La justice a commencé à étudier la plainte de huit ouvriers qui ont effectué des travaux de rénovation dans des conditions déplorables de logement, de travail et de sécurité.
Par Léa DARNAY.
Quand il se remémore son calvaire vécu en 2022 avec sept autres collègues, Rayane* a une formule simple : « C’étaient des conditions de travail horribles ». L’ancien travailleur sans-papiers et ses compagnons d’infortune ont connu l’enfer après avoir été recrutés pour rénover le château d’automne de Chambry, en Seine-et-Marne.
Assistés depuis par la CGT de Seine-et-Marne et son secrétaire général Patrick Masson, ils ont fini par porter plainte pour traite d’êtres humains contre leurs anciens patrons d’une même famille.
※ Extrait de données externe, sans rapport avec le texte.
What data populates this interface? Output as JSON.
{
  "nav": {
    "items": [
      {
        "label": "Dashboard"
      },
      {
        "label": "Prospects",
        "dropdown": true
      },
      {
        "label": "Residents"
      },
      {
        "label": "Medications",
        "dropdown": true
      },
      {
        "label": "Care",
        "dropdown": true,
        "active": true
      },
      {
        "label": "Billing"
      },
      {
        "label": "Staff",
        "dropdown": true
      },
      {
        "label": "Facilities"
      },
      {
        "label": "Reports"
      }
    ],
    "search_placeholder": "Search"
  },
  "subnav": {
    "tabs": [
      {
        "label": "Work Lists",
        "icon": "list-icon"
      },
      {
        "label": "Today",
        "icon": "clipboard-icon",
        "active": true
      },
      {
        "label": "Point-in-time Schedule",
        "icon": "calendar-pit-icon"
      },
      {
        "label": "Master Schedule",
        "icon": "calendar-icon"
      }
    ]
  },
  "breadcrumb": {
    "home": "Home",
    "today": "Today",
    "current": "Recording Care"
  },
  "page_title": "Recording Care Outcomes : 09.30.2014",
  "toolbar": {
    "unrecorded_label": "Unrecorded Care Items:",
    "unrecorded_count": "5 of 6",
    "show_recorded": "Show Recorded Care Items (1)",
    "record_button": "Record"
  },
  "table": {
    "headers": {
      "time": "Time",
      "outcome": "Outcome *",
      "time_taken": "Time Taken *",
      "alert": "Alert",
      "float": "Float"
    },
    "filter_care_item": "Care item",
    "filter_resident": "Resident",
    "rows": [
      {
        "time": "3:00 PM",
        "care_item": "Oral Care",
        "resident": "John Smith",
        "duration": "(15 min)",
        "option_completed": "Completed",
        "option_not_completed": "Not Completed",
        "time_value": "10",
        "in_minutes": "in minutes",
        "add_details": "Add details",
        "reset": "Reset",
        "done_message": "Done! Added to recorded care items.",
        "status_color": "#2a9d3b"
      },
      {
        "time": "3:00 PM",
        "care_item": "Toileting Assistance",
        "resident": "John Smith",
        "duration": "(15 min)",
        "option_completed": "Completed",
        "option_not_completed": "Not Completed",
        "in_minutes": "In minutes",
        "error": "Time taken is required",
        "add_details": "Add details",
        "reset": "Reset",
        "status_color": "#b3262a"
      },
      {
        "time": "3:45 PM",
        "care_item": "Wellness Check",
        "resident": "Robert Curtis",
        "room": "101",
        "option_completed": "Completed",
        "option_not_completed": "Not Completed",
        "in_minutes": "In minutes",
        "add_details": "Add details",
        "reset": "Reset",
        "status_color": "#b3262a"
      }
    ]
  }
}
Mardi 10 septembre, les huit hommes se sont retrouvés au Tribunal judiciaire de Meaux pour la première audience d’une procédure qui s’annonce exemplaire.
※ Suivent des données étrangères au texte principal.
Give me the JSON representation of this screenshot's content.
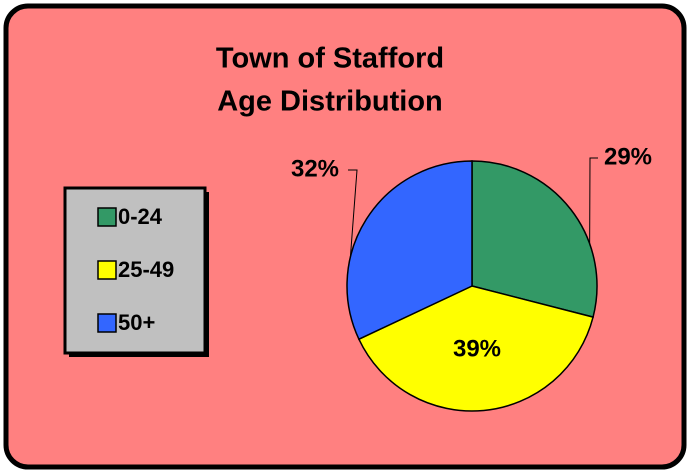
{
  "chart_data": {
    "type": "pie",
    "title": [
      "Town of Stafford",
      "Age Distribution"
    ],
    "categories": [
      "0-24",
      "25-49",
      "50+"
    ],
    "values": [
      29,
      39,
      32
    ],
    "value_labels": [
      "29%",
      "39%",
      "32%"
    ],
    "colors": [
      "#339966",
      "#FFFF00",
      "#3366FF"
    ],
    "legend": "left"
  }
}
Repéré dans une zone industrielle, là où les entrepreneurs profitent de la situation des sans-papiers pour les embaucher à un salaire misérable, Rayane est engagé pour réaliser des travaux de maçonnerie. Aucune protection ne lui est donnée : ni casque, ni chaussures de sécurité. Pas question pour autant de ne pas exécuter les tâches toutes plus dangereuses les unes que les autres. Lors de l’été caniculaire de 2022, l’ouvrier passe plus d’un mois à nettoyer le toit au jet à pression, sans protection ni lien de sûreté, surveillé de près par un maître de chantier tatillon.
Un patron qui n’en est pas à son coup d’essai
Les heures supplémentaires sont fréquentes, mais les salaires ne suivent pas. « J’avais négocié 1 200 euros, mais finalement il me donnait ce qui l’arrangeait, parfois 900 euros, d’autres fois 1 000 », raconte Rayane. Et des congés payés ? « Jamais, répond-il. Le dimanche était le seul jour de repos de la semaine. »
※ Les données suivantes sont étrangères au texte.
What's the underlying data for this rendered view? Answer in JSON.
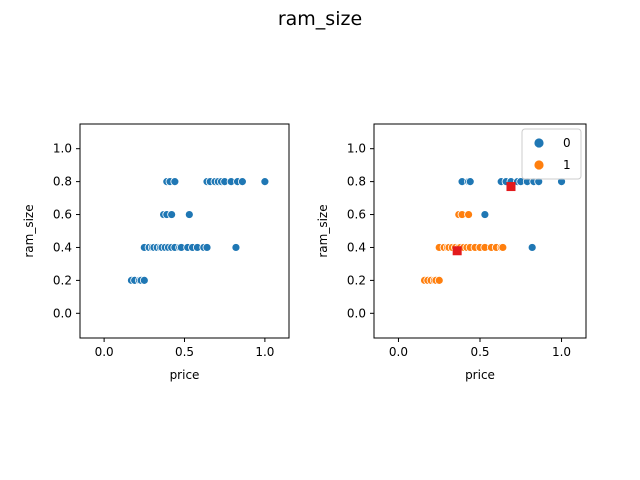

Le château, dans un état désastreux, n’était pas habitable. Pourtant, Rayane l’affirme : « On était logé là où on travaillait ». Les ouvriers ont dû se débrouiller pour trouver des lits, des plaques de cuissons, des fenêtres et des fils électriques. « Le patron avait seulement installé un compteur », explique-t-il.
Dépourvu de chauffage, le logement qu’ils rénovaient possède des sanitaires dans un état abject d’insalubrité. Un dépôt sauvage d’amiante se trouve dans les bois du château, où les travailleurs ont dû plusieurs fois travailler à proximité. Qu’importe la santé. « Soit tu travaillais, soit tu dégageais », reprend Rayane.
« Si le problème était très grave, il nous laissait aller aux urgences, mais sans nous y emmener. » Un clou planté dans le pied ne constituait pas un motif de gravité : « Ce n’était rien d’après le patron. Mon collègue blessé s’est soigné tout seul. De toute façon s’il partait, il le virait. »
Les témoignages de ses collègues se ressemblent : conditions de travail indignes, conditions d’hébergements catastrophiques. Ce n’est qu’une part de ce qui est reproché aux employeurs poursuivis. Le père, la mère et leur fille sont accusés de délit au droit d’urbanisme, de travail dissimulé, d’exécution de travaux non autorisé par un permis de construire ou encore d’emploi d’étranger en situation irrégulière. Le patron n’en est pas à son premier procès : fraudes, escroquerie… Avec cette affaire s’ajoute la traite d’êtres humains, à propos de laquelle il risque jusqu’à 20 ans d’emprisonnement.
La prochaine audience a été renvoyée au 4 février 2025 à la demande des avocats de l’employeur, qui réclament un troisième défenseur et mettent en cause la réception tardive de certains documents. Mais l’Urssaf va elle aussi mettre à profit ce temps supplémentaire pour finir de chiffrer le manque à gagner en termes de cotisations de sécurité sociale et d’allocations familiales. Un renvoi qui arrange aussi les plaignants, puisque d’anciens salariés sans-papiers ont annoncé vouloir se constituer partie civile.